Dimanche soir, une partie de la presse nationale – Financial Times en tête – révèle que le gouvernement Johnson s’apprête à publier un projet de loi qui reviendrait sur des pans entiers de l’accord de divorce signé en 2019, notamment sur les très sensibles arrangements douaniers en Irlande du Nord. « Tout ce qui a été signé doit être respecté », a rétorqué Michel Barnier, lundi matin.

Faire diversion

Le jour même, Boris Johnson déclare pour sa part dans un communiqué : « Le Royaume-Uni peut prospérer même en l’absence d’accord. Un accord doit être trouvé pour le Conseil européen du 15 octobre (…) Si nous ne parvenons pas à nous mettre d’accord d’ici là, il n’y aura pas d’accord commercial entre nous (…) Nous aurons alors un accord commercial du type “australien” [selon les conditions de l’Organisation mondiale du commerce]. Je veux être très clair : ce serait un bon résultat pour le Royaume-Uni (…) Si l’UE est prête à revoir ses positions, je serais ravi. Mais nous ne pouvons ni ne voulons accepter de compromis sur les conditions de notre indépendance nationale. »
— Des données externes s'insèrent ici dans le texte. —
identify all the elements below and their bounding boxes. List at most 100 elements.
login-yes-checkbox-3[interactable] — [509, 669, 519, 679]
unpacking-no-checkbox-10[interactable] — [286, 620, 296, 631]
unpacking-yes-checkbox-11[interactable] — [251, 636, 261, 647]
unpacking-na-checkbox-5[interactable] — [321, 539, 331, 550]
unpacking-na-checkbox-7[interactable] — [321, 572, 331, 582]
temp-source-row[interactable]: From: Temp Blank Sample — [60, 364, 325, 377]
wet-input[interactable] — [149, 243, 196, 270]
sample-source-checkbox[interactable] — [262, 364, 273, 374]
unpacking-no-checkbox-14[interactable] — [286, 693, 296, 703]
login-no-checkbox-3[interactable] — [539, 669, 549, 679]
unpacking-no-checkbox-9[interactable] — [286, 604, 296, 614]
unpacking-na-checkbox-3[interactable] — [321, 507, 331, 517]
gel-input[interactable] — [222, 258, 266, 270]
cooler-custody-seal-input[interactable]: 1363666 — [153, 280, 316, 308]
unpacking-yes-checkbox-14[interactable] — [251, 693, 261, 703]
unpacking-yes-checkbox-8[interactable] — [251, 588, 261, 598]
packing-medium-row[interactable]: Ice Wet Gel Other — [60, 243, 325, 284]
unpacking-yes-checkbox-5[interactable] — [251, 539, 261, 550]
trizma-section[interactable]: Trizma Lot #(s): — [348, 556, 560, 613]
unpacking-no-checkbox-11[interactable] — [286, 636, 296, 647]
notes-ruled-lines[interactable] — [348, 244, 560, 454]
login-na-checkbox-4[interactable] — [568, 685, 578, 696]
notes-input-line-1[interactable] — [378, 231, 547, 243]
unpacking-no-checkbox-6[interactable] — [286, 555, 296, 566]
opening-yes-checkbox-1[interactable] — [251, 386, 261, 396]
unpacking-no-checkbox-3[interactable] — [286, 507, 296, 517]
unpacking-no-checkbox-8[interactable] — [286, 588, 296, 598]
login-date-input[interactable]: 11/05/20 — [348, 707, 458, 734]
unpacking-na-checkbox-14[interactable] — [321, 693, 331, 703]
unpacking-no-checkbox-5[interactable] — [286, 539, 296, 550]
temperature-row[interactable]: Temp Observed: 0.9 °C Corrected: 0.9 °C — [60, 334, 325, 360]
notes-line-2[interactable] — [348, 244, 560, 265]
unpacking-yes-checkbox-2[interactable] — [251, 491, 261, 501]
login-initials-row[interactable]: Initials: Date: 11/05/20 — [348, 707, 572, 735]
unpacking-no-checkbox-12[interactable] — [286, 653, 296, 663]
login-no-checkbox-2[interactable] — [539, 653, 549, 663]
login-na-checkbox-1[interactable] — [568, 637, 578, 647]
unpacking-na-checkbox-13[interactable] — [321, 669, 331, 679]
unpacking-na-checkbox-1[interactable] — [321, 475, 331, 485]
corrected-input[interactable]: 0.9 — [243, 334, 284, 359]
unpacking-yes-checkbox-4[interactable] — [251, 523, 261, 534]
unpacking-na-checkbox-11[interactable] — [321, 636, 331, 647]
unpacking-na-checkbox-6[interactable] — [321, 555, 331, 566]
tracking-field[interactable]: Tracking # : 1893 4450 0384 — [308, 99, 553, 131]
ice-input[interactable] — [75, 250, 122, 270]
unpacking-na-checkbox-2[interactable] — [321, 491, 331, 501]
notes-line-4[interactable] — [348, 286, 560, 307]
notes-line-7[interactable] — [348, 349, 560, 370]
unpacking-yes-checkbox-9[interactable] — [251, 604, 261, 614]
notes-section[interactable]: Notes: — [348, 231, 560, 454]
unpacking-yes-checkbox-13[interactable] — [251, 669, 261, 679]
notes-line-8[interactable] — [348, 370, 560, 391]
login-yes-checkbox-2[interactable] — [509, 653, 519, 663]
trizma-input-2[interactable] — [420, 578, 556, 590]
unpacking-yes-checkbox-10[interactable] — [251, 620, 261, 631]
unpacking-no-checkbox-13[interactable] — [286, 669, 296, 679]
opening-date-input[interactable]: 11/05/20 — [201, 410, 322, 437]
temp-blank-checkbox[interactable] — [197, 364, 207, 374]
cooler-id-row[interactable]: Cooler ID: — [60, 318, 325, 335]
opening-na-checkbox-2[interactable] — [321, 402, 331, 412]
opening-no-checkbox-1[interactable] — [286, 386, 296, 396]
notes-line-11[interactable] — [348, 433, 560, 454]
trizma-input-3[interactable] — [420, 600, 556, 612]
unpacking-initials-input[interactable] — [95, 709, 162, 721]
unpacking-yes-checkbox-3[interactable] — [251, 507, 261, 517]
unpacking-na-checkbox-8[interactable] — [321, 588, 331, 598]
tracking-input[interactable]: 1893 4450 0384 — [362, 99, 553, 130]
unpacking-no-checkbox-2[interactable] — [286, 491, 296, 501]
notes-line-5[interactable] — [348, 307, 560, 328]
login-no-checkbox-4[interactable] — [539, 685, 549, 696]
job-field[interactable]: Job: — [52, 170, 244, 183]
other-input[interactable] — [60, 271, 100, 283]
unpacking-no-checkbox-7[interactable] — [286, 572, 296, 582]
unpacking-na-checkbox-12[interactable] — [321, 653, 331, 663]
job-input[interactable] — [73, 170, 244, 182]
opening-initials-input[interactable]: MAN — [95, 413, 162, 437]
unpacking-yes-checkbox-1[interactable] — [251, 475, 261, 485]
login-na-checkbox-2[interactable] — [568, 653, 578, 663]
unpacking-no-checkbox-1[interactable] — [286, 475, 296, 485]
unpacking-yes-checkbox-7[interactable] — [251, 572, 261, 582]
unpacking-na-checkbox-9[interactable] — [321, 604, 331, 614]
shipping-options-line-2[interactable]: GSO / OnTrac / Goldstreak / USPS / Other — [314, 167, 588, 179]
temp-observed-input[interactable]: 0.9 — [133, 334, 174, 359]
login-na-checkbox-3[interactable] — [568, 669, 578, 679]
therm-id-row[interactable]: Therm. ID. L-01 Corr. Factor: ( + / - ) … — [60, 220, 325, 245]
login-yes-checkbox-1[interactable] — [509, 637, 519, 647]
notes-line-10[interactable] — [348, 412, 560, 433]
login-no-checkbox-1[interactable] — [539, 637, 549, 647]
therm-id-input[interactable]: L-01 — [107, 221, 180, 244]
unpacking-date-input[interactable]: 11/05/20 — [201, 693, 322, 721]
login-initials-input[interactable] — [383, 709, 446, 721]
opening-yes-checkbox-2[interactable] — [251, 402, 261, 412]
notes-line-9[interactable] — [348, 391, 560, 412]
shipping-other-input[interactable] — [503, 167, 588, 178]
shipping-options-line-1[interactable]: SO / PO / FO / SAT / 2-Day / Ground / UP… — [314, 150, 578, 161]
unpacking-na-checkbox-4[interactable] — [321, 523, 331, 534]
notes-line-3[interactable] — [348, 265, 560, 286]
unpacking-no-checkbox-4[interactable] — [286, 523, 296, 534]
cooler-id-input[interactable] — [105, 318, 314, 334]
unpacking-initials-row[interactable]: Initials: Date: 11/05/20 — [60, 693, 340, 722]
Il y a un an tout juste, les médias et le gouvernement britanniques usaient du même type de déclarations définitives. Il s’agissait alors de boucler d’interminables discussions sur les termes du divorce entre le Royaume-Uni et l’UE – à l’époque, elles bloquaient sur la question d’une éventuelle frontière douanière en Irlande – et Downing Street prétendait préférer un « no deal » plutôt qu’un mauvais accord. Mi-octobre 2019, après des semaines de rhétorique et de refus ostensible de négocier, Boris Johnson avait quand même fini par signer un accord de divorce avec les Vingt-Sept.
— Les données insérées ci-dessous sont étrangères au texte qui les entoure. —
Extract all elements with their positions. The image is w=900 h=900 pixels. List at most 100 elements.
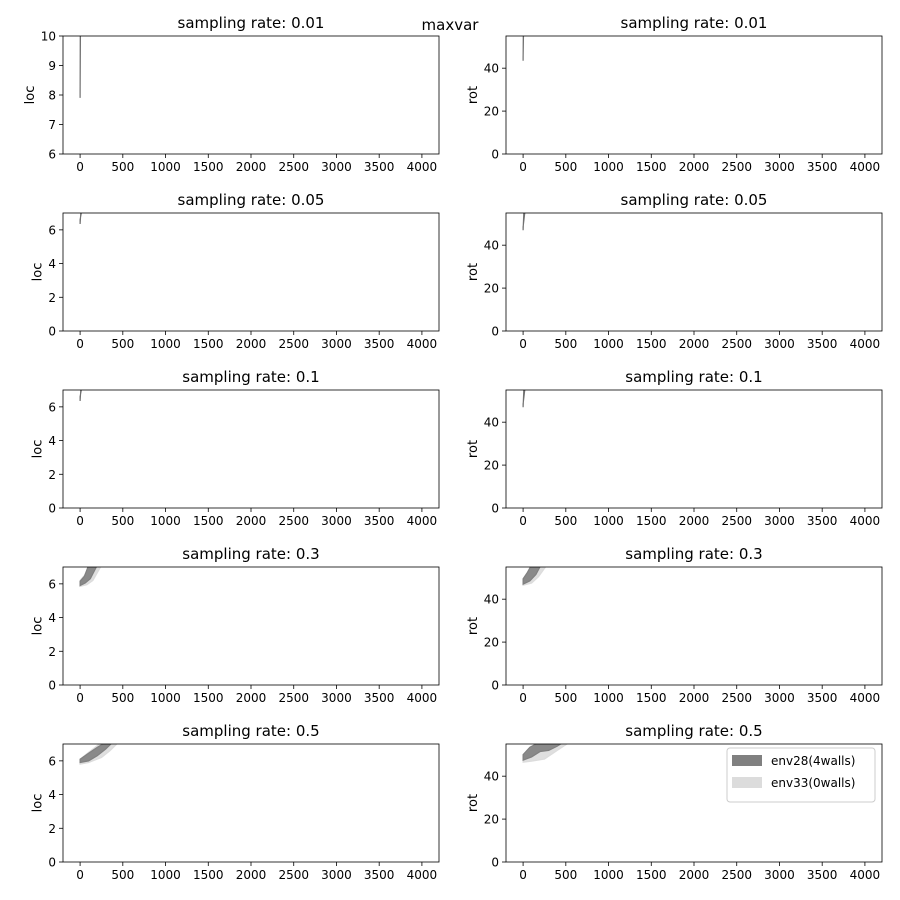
x-tick-label: 1000: [150, 337, 181, 351]
subplot-5: 0 500 1000 1500 2000 2500 3000 3500 4000 0 2 4 6 samp…: [31, 368, 440, 528]
series-band-1: [79, 213, 82, 225]
axes-frame: [62, 743, 440, 863]
x-tick-label: 500: [111, 337, 134, 351]
axes-frame: [505, 566, 883, 686]
plot-area: [522, 213, 526, 231]
x-tick-label: 1000: [593, 691, 624, 705]
x-tick-label: 1000: [593, 514, 624, 528]
x-tick-label: 4000: [407, 160, 438, 174]
x-tick-label: 3500: [807, 160, 838, 174]
y-axis-label: loc: [31, 794, 46, 813]
series-band-2: [79, 567, 98, 587]
x-tick-label: 500: [554, 337, 577, 351]
x-tick-label: 1000: [150, 160, 181, 174]
subplot-1: 0 500 1000 1500 2000 2500 3000 3500 4000 6 7 8 9 10 sa…: [23, 14, 440, 174]
x-tick-label: 0: [76, 691, 84, 705]
x-tick-label: 2000: [679, 160, 710, 174]
series-band-1: [79, 390, 82, 402]
x-tick-label: 2000: [679, 868, 710, 882]
subplot-title: sampling rate: 0.1: [182, 368, 319, 386]
x-tick-label: 0: [76, 868, 84, 882]
x-tick-label: 1500: [636, 337, 667, 351]
y-tick-label: 40: [484, 416, 499, 430]
x-tick-label: 1500: [193, 337, 224, 351]
subplot-6: 0 500 1000 1500 2000 2500 3000 3500 4000 0 20 40 sam…: [466, 368, 883, 528]
subplot-title: sampling rate: 0.01: [621, 14, 768, 32]
x-tick-label: 1000: [150, 514, 181, 528]
y-tick-label: 9: [48, 59, 56, 73]
subplot-10: 0 500 1000 1500 2000 2500 3000 3500 4000 0 20 40 sam…: [466, 722, 883, 882]
x-tick-label: 3000: [321, 337, 352, 351]
x-tick-label: 2500: [721, 160, 752, 174]
legend: env28(4walls) env33(0walls): [726, 747, 876, 803]
y-tick-label: 4: [48, 257, 56, 271]
y-tick-label: 7: [48, 118, 56, 132]
y-axis-label: rot: [466, 617, 481, 635]
y-tick-label: 6: [48, 400, 56, 414]
y-tick-label: 20: [484, 459, 499, 473]
y-axis-label: loc: [31, 440, 46, 459]
x-tick-label: 3500: [807, 514, 838, 528]
x-tick-label: 0: [76, 160, 84, 174]
y-tick-label: 6: [48, 148, 56, 162]
x-tick-label: 0: [519, 337, 527, 351]
x-tick-label: 3500: [364, 160, 395, 174]
x-tick-label: 3500: [364, 337, 395, 351]
subplot-title: sampling rate: 0.01: [178, 14, 325, 32]
subplot-8: 0 500 1000 1500 2000 2500 3000 3500 4000 0 20 40 sam…: [466, 545, 883, 705]
y-axis-label: loc: [31, 617, 46, 636]
x-tick-label: 1000: [150, 691, 181, 705]
y-tick-label: 20: [484, 105, 499, 119]
x-tick-label: 3000: [321, 514, 352, 528]
series-band-1: [522, 213, 526, 231]
y-tick-label: 40: [484, 239, 499, 253]
x-tick-label: 3000: [764, 160, 795, 174]
y-tick-label: 4: [48, 788, 56, 802]
subplot-title: sampling rate: 0.5: [625, 722, 762, 740]
x-tick-label: 4000: [407, 337, 438, 351]
x-tick-label: 2000: [679, 691, 710, 705]
x-tick-label: 2500: [278, 691, 309, 705]
y-tick-label: 4: [48, 611, 56, 625]
axes-frame: [505, 35, 883, 155]
subplot-3: 0 500 1000 1500 2000 2500 3000 3500 4000 0 2 4 6 samp…: [31, 191, 440, 351]
subplot-9: 0 500 1000 1500 2000 2500 3000 3500 4000 0 2 4 6 samp…: [31, 722, 440, 882]
legend-entry: env28(4walls): [771, 754, 855, 768]
x-tick-label: 1000: [593, 160, 624, 174]
plot-area: [79, 390, 82, 402]
y-tick-label: 2: [48, 291, 56, 305]
x-tick-label: 3500: [807, 868, 838, 882]
series-band-2: [79, 744, 112, 764]
plot-area: [522, 390, 526, 408]
x-tick-label: 1500: [636, 514, 667, 528]
x-tick-label: 4000: [850, 160, 881, 174]
x-tick-label: 2500: [278, 337, 309, 351]
y-axis-label: rot: [466, 440, 481, 458]
x-tick-label: 2000: [236, 160, 267, 174]
y-tick-label: 6: [48, 223, 56, 237]
x-tick-label: 4000: [850, 691, 881, 705]
subplot-title: sampling rate: 0.1: [625, 368, 762, 386]
x-tick-label: 0: [76, 514, 84, 528]
y-axis-label: loc: [31, 263, 46, 282]
x-tick-label: 4000: [850, 868, 881, 882]
x-tick-label: 1500: [193, 868, 224, 882]
x-tick-label: 2500: [278, 514, 309, 528]
x-tick-label: 3000: [764, 691, 795, 705]
x-tick-label: 3000: [764, 868, 795, 882]
y-tick-label: 0: [48, 502, 56, 516]
x-tick-label: 1500: [636, 160, 667, 174]
y-tick-label: 2: [48, 645, 56, 659]
x-tick-label: 2000: [679, 337, 710, 351]
x-tick-label: 1500: [193, 160, 224, 174]
x-tick-label: 1500: [193, 514, 224, 528]
plot-area: [522, 744, 569, 763]
plot-area: [79, 213, 82, 225]
subplot-4: 0 500 1000 1500 2000 2500 3000 3500 4000 0 20 40 sam…: [466, 191, 883, 351]
x-tick-label: 2000: [236, 337, 267, 351]
legend-swatch: [732, 777, 762, 788]
x-tick-label: 0: [519, 514, 527, 528]
subplot-7: 0 500 1000 1500 2000 2500 3000 3500 4000 0 2 4 6 samp…: [31, 545, 440, 705]
x-tick-label: 4000: [407, 868, 438, 882]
Bis repetita en 2020 ? Doit-on s’attendre à davantage de déclarations bravaches côté britannique et à d’autres confidences côté européen sur le « pessimisme » des diplomates bruxellois désespérés de la supposée absence de « propositions britanniques » ?

A Londres, certains commentateurs insistent sur les dangers d’un « no deal », qui donnerait du grain à moudre aux indépendantistes écossais, déjà au plus haut dans les sondages. Ce risque est pris très au sérieux à Downing Street.

Mais pester sur Bruxelles permet de faire diversion par rapport à une actualité nationale : Boris Johnson est très critiqué pour sa gestion jusqu’à présent ratée de la crise du Covid-19, y compris au sein du Parti conservateur, où de plus en plus de voix s’inquiètent de son absence manifeste de vision et de leadership.